Money was scarce in her adulthood, too. The lack of education meant that she had little prospect of landing a professional role, but she made the most of the skills that she had. She worked as a top secretary in London during the 1960s, then gave it all up a decade later to get married and move down to the coast to have children.

Fast-forward 20-odd years and Stella’s marriage had failed. She was left with two kids, a 16-hour a day job and a pile of debts. With very little education about how money works, she’d repeatedly racked up store cards, credit cards and maxed out balances on just about every catalogue you can think of to hold everything together. The interest rates she was paying were crippling, but the institutions kept enticing her with bigger credit limits and lower monthly minimum repayment terms until it got to the stage where she was literally “robbing Peter to pay Paul”.

The problem is – none of it was for her. She’d gone without having basic things (including food, electricity and her own bathwater) for so much of her childhood that she didn’t want anyone else to have to experience the kind of poverty that she had. She was generous to a fault, and every penny she had – and all the credit she borrowed on top – went on her family and friends.

Ultimately, around 15 years later, she had no choice but to file for bankruptcy. Although deeply upsetting for her, it was a cathartic experience that enabled her to wipe the slate clean and stop running from debt collectors. She accepted that she would never – and could never – have money. If she did, she’d just give it away. So, she spent her retirement doing good things for other people in ways that didn’t involve money.

She devoted the decade of her 60’s (during which time she was diagnosed with cancer on three separate occasions) to setting up and running voluntary day-care centres for the elderly. Every week she co-ordinated the groups, put on entertainment, shopped and cooked for 40 or more people, cleared up, and did it all again the next day in a different location. She also ran a charity shop, which she worked in at the weekends, did mobile toenail cutting for people in sheltered housing, and set up support groups offering free reflexology, massage and healing to people suffering from cancer. All of this, she did on a voluntary basis for nothing but the occasional tip from a satisfied customer. Her only income was from the State Pension, and her entire home was furnished with second-hand goods and charity shop bargains, which she was extremely proud of.

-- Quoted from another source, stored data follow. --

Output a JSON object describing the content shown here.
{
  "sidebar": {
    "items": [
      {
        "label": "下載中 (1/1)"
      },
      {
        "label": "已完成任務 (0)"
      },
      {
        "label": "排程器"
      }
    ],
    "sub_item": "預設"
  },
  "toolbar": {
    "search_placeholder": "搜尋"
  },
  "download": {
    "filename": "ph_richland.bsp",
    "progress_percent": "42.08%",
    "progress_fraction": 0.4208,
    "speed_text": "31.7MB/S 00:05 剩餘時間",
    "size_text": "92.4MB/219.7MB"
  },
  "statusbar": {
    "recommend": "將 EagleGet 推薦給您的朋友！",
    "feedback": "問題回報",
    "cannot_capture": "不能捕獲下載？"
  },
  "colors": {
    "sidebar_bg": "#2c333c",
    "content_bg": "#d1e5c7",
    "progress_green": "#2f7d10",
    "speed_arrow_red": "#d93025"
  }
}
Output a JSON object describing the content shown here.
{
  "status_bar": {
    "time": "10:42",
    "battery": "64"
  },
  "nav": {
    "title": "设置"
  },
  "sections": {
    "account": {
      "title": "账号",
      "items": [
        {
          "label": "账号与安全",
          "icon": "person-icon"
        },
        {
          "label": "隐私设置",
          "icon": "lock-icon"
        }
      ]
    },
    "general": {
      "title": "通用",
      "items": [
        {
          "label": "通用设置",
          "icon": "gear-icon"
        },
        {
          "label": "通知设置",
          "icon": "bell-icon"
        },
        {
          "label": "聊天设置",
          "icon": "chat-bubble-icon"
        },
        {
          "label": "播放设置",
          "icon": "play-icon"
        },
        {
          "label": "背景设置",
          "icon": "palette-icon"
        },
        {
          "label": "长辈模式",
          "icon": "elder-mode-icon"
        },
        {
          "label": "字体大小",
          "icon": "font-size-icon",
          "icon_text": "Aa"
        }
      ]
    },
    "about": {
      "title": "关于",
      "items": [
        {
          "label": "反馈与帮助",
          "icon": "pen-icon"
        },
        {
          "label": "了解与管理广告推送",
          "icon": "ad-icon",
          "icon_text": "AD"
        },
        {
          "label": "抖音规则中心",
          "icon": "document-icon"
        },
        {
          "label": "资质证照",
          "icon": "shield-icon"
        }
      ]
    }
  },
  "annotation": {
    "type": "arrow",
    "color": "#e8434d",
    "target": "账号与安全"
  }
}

A few years ago, one of her day-care centres won the Queen’s Award for Voluntary Services. She was invited to Buckingham Palace for a garden party, and she says it was one of the highlights of her life. Her outfit for the day was purchased for £5 from her charity shop. But she didn’t care; she finally realised that you can achieve happiness, real wealth, and be ‘enough’ in this life either with or without money. All you need is a generous heart and determination.

Stella is now 74, and still works full time on a voluntary basis running day care centres, the charity shop, and providing her alternative therapies to the elderly and terminally ill. She has no intention of stopping until she drops. It gives her a reason to get out of bed every day, and through her various vocations she’s met some wonderful people, collected some amazing stories, and made many life-long friends.

Materially, she has nothing of value – and yet everything about her is more valuable than anything money can buy.

The moral of this story is that wellbeing isn’t just something you can only achieve, or offer to others, if you have money. Some of the most generous people I’ve ever met have very little in financial terms, and yet they stand shoulder to shoulder with people that have abundant wealth – volunteering to help others, making a real difference, and making friends with each other.

When it comes to generosity and our ability as humans to do amazing things, one thing is very clear: we don’t need money to enable us, and it will never divide or define us.